Anya, por supuesto, llamó a su madre y hermanas. Como siempre, no la decepcionaron: le aconsejaron que entregara al bebé a un orfanato y que «la próxima vez no te lies con cualquiera antes de la boda». También murmuraron sobre cómo Grisha no había devuelto el dinero de la boda, del cual había pagado la mitad.
Pero nadie sabía de la casa. Ahora Anya podía esconderse de todos y recomponerse.
Hacía un frío terrible; ni siquiera se quitó el plumífero. Pero cuando empezó a rastrillar las brasas de la estufa, notó que el atizador había golpeado algo duro.

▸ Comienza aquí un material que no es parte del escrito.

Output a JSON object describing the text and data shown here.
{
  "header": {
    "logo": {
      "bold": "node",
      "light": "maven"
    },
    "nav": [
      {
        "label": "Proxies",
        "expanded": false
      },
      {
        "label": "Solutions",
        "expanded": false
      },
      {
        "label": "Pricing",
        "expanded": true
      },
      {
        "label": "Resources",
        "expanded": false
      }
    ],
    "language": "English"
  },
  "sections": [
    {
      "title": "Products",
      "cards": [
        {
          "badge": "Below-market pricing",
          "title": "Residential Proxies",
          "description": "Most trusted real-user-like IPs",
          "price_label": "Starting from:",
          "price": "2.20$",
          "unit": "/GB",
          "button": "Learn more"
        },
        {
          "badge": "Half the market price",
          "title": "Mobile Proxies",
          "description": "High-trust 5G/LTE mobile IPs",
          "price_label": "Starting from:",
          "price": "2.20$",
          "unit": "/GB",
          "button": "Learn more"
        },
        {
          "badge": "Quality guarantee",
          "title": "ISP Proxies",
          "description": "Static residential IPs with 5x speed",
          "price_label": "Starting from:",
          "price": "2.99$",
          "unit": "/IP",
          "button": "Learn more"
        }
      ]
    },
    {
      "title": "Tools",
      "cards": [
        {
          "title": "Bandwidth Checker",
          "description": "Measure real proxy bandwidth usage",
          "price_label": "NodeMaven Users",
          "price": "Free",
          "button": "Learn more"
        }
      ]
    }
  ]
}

Anya se quitó los guantes y sacó una caja de madera que había estado bloqueando la leña. Estaba perfectamente sellada, con letras grandes en la tapa: «Anya, esto es para ti». Reconoció la letra al instante: la de Dmitry Alekseevich.

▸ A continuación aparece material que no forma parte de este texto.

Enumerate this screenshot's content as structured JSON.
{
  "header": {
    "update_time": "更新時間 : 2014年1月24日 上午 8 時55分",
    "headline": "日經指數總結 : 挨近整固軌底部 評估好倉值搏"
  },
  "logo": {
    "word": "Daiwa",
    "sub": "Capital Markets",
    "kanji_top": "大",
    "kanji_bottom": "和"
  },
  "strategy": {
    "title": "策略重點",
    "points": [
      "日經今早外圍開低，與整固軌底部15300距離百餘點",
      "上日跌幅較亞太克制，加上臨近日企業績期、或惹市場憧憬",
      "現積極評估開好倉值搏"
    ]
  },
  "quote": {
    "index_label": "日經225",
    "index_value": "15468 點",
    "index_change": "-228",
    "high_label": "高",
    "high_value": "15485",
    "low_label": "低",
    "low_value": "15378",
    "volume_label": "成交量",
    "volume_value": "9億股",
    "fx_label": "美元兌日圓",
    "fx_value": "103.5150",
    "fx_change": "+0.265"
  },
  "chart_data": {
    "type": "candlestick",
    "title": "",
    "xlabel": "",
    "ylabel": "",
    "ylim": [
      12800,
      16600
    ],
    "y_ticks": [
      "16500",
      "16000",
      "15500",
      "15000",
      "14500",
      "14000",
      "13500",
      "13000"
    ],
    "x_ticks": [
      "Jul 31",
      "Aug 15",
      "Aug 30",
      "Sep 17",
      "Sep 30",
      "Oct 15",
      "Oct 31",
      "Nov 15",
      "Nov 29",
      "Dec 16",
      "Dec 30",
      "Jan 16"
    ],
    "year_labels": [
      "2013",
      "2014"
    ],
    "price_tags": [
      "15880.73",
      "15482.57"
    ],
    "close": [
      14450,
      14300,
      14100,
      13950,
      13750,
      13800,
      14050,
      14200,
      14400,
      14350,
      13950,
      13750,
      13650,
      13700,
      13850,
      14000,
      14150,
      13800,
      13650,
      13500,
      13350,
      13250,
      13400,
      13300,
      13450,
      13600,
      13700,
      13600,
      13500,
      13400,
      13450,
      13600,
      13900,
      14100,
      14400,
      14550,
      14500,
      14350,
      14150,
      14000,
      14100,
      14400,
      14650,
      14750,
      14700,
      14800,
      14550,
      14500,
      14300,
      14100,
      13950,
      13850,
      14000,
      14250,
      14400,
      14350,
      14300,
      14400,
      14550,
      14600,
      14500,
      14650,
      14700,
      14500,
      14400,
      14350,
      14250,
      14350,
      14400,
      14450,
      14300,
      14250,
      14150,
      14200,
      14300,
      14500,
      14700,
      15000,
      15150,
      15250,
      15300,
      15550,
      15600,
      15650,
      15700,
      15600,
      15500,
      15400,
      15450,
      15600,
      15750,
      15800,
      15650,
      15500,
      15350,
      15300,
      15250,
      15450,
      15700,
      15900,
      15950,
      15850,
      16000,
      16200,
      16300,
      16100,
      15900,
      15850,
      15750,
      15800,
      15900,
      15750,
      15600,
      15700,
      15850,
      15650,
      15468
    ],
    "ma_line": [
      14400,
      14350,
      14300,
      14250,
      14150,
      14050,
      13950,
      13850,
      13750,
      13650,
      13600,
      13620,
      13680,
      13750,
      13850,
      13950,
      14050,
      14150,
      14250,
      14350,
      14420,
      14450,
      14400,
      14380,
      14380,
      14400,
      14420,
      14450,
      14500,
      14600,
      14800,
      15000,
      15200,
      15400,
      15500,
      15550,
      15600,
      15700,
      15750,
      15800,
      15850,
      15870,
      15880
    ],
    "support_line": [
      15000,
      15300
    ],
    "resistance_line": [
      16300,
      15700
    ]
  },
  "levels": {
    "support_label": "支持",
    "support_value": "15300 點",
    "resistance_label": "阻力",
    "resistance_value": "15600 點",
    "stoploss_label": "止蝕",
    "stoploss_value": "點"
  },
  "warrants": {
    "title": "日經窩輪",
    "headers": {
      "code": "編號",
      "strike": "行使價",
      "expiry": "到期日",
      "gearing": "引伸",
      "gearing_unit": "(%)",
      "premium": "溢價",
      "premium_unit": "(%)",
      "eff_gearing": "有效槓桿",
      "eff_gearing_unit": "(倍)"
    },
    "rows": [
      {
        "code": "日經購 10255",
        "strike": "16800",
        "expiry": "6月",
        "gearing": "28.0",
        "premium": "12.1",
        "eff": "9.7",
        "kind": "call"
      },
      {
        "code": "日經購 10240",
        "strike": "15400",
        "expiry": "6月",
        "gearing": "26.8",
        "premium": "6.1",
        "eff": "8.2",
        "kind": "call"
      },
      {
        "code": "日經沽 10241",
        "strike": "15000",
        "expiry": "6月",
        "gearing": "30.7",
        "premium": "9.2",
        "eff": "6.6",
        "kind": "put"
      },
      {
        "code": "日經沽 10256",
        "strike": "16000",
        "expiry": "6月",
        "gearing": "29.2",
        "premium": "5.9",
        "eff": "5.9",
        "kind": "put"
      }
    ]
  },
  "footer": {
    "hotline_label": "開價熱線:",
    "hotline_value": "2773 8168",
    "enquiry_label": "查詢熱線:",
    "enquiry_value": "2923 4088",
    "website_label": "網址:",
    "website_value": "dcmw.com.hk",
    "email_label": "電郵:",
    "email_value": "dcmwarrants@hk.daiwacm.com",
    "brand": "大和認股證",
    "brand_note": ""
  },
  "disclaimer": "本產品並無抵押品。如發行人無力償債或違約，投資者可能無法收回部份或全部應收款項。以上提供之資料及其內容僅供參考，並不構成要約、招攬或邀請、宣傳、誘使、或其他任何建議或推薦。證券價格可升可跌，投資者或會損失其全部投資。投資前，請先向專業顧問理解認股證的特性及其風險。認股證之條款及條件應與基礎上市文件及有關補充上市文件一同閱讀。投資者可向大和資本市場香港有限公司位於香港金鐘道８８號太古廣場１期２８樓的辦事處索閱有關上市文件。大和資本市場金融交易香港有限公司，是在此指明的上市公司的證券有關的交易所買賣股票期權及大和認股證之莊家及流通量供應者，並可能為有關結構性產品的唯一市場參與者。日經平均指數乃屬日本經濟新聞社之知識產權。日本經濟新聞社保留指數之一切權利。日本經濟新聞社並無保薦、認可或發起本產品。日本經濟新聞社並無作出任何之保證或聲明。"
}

Dentro había fotos, una carta y una cajita. Le temblaban las manos al abrir el sobre y empezar a leer:
¡Querida Anechka! Debes saber que yo era el hermano de tu abuelo. Y uno de los que le pidió que te cuidara.
De la carta se desprendía que hacía muchos años que el abuelo y Dmitry habían tenido una seria ruptura, pero antes de morir, el hermano mayor lo encontró y le pidió que buscara a Anya cuando cumpliera dieciocho años. Además, le dejó una herencia que su hija difícilmente compartiría.
Dmitry no pudo encontrar a Anya de inmediato; su madre y sus hermanas ocultaron su dirección. Pero el destino los unió en el hospital cuando él estaba en tratamiento y ella era su doctora. Quería contarle todo antes, pero no tenía tiempo. Así que decidió regalarle la casa que su abuelo le había comprado en vida, sabiendo que su hija nunca le dejaría nada a su nieta.
Otra sorpresa les esperaba en la carta: resultó que su madre no era su madre biológica. Anya era hija de su difunta hermana, a quien odiaba y envidiaba. En la foto, una joven madre y un padre, sonriendo, abrazan a una niña pequeña. Anya sobrevivió porque estaba con su abuelo el día del accidente.
En la caja había billetes de cinco mil rublos que había dejado el abuelo. Tocarlos le conmovió el corazón. Las lágrimas rodaron por sus mejillas. ¡Ahora ella y su bebé estaban a salvo!
Cuando Anya encendió la estufa, sintió que todos sus miedos, traiciones y resentimientos desaparecían entre las llamas. Empezaría de nuevo, por el bebé y por ella misma.
Claro, con el tiempo perdonaría a quienes la lastimaron. Pero ya había terminado con ellos. Esta casa sería su refugio.
Dmitry Alekseevich siempre decía que una buena casa debe pertenecer a alguien que la valore. Dijo que la construyó en su juventud con sus propias manos, con los mejores materiales.
«¡No es una casa, sino una maravilla! ¡Durante doscientos años se mantendrá en pie!», repetía a menudo. Se podía llegar al pueblo en autobús, a dos paradas.
Sí, el sueldo era bajo y la ayuda con el bebé aún era incierta. Pero lo más importante: tenía techo, ahorros y una profesión. Era joven, guapa, ¡y tendría un hijo!
Por primera vez, Anya sintió que era una persona verdaderamente feliz.